We prepared cutinase-active substrates for cell adhesion by immobilizing 4-hydroxy-(3-mercaptopropyl)phenyl valerate to a maleimide-terminated self-assembled monolayer (SAM) (Fig. 2c) (17). Tri(ethylene glycol) groups also present on the monolayer are intended to reduce nonspecific adsorption of protein and increase the likelihood that the valerate groups remain accessible to the cell-surface cutinase. Monolayers included this tri(ethylene glycol) moiety in densities ranging from 70% to 95%, the balance being maleimide-thiol-conjugated 4-hydroxyphenyl valerate.

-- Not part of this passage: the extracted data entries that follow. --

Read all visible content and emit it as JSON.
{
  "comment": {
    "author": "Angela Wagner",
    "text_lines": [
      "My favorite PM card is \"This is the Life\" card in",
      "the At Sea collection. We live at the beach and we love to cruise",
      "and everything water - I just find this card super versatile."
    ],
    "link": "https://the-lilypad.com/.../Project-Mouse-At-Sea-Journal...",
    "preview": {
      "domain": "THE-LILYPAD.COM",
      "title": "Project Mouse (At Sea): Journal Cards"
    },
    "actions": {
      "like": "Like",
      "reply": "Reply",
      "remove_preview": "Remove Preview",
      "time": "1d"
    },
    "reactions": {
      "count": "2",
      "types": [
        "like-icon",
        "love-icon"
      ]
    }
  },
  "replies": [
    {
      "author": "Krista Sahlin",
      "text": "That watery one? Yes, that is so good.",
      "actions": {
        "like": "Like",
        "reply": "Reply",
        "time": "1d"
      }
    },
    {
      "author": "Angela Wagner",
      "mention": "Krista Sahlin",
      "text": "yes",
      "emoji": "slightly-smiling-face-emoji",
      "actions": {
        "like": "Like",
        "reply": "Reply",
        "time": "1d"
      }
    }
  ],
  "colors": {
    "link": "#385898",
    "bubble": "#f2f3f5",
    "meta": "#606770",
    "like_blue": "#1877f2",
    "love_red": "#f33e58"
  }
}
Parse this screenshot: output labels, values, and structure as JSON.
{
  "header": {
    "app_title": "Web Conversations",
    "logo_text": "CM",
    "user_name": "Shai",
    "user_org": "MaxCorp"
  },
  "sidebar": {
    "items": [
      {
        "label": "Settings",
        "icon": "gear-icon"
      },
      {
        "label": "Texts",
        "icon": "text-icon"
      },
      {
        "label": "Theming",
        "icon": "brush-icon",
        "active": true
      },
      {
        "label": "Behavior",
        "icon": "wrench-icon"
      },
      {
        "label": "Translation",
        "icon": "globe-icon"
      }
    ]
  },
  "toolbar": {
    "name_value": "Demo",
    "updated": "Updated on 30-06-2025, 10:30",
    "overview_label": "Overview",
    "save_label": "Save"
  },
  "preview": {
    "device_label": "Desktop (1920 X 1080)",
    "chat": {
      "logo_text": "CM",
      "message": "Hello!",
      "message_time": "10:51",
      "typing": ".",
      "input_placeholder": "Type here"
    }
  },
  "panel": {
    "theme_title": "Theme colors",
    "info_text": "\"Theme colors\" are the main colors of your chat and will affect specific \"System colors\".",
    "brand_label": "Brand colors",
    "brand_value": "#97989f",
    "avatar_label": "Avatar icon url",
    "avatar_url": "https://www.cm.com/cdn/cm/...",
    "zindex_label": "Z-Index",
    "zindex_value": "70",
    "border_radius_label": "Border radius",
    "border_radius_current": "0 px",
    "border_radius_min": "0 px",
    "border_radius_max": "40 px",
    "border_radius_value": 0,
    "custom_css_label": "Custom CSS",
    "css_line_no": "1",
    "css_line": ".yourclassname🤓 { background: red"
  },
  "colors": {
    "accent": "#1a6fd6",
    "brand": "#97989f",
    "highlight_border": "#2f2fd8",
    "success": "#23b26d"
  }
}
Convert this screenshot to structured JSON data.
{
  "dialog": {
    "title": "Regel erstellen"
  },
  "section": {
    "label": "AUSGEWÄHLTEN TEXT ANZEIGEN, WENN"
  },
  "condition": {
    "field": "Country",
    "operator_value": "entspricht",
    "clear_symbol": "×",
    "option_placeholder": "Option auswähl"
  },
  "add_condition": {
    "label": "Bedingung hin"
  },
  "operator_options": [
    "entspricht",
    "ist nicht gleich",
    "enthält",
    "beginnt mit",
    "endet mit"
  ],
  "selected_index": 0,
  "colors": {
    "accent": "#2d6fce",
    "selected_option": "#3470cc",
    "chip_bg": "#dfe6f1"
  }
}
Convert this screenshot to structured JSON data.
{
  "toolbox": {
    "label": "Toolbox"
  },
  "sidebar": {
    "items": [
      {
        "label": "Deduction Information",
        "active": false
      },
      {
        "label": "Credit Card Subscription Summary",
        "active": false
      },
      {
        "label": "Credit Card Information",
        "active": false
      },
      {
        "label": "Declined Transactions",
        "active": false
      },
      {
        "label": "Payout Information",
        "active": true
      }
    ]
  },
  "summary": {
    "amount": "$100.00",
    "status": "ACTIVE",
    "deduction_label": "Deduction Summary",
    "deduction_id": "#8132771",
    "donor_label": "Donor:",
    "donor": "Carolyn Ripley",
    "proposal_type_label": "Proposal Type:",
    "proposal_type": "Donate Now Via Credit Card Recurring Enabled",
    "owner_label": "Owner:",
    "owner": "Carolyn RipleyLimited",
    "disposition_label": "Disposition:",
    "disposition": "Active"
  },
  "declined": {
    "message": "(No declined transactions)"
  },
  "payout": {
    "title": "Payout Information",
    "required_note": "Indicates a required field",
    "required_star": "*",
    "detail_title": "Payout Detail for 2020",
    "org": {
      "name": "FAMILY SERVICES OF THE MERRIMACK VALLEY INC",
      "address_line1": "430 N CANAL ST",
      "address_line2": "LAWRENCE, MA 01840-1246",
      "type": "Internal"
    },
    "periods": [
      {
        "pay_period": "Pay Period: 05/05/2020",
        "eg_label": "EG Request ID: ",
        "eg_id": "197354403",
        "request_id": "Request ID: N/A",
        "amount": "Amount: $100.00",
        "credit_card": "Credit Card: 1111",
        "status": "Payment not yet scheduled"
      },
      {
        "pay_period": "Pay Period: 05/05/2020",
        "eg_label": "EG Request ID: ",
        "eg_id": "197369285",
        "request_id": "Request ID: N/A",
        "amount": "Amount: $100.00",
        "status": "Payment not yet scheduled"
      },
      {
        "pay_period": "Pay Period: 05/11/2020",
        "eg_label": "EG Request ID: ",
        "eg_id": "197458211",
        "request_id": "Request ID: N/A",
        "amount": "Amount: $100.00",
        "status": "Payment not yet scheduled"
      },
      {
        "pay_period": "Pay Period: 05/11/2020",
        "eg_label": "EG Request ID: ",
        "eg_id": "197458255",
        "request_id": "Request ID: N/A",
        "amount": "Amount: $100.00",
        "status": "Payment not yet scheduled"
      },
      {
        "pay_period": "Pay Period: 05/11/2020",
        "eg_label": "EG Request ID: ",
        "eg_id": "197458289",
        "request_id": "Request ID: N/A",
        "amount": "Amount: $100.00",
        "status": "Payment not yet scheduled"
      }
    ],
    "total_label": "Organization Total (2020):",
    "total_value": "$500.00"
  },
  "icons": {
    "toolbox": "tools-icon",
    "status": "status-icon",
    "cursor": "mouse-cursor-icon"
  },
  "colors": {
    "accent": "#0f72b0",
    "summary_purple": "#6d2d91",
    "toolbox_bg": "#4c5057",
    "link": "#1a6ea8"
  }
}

MALDI-TOF MS showed that the immobilized 4-hydroxyphenyl valerate was a good substrate for soluble cutinase, because the valerate-protecting groups were completely removed from surfaces presenting 30% 4-hydroxyphenyl valerate after 10 min of incubation in a solution containing 100 nM soluble cutinase ([M+Na]+: unreacted, 1,142.6 expected and 1,143.6 observed; reacted, 1,058.5 expected and 1,059.0 observed) (Fig. 4a). Sodium adducts of disulfides were the major products observed with MALDI (12, 18, 19). Furthermore, cyclic voltammetry showed the appearance of redox peaks for the hydroquinone when monolayers presenting 30% 4-hydroxyphenyl valerate were incubated with cutinase (100 nM cutinase, 10 min at room temperature; see the supporting information) (12). These experiments reiterate that surfaces presenting 4-hydroxyphenyl valerate are effective cutinase substrates and that an added maleimide linkage between the electroactive species and the electrode surface does not diminish the ability to measure the reduction and oxidation of the benzoquinone–hydroquinone pair with cyclic voltammetry.

Fig. 4.

Fig. 4.

Surface and electrochemical characterization. (a) MALDI-TOF MS showing that addition of 100 nM soluble cutinase to 30% 4-hydroxyphenyl valerate monolayers completely removes the valerate protecting group. (b and c) Cyclic votammogram showing the appearance of redox peaks for CHO-CUT cells but not CHO cells after 4 h of cell culture on 30% 4-hydroxyphenyl valerate monolayers (b) and after 40 min, when these monolayers had been preadsorbed with fibronectin before cell seeding (c).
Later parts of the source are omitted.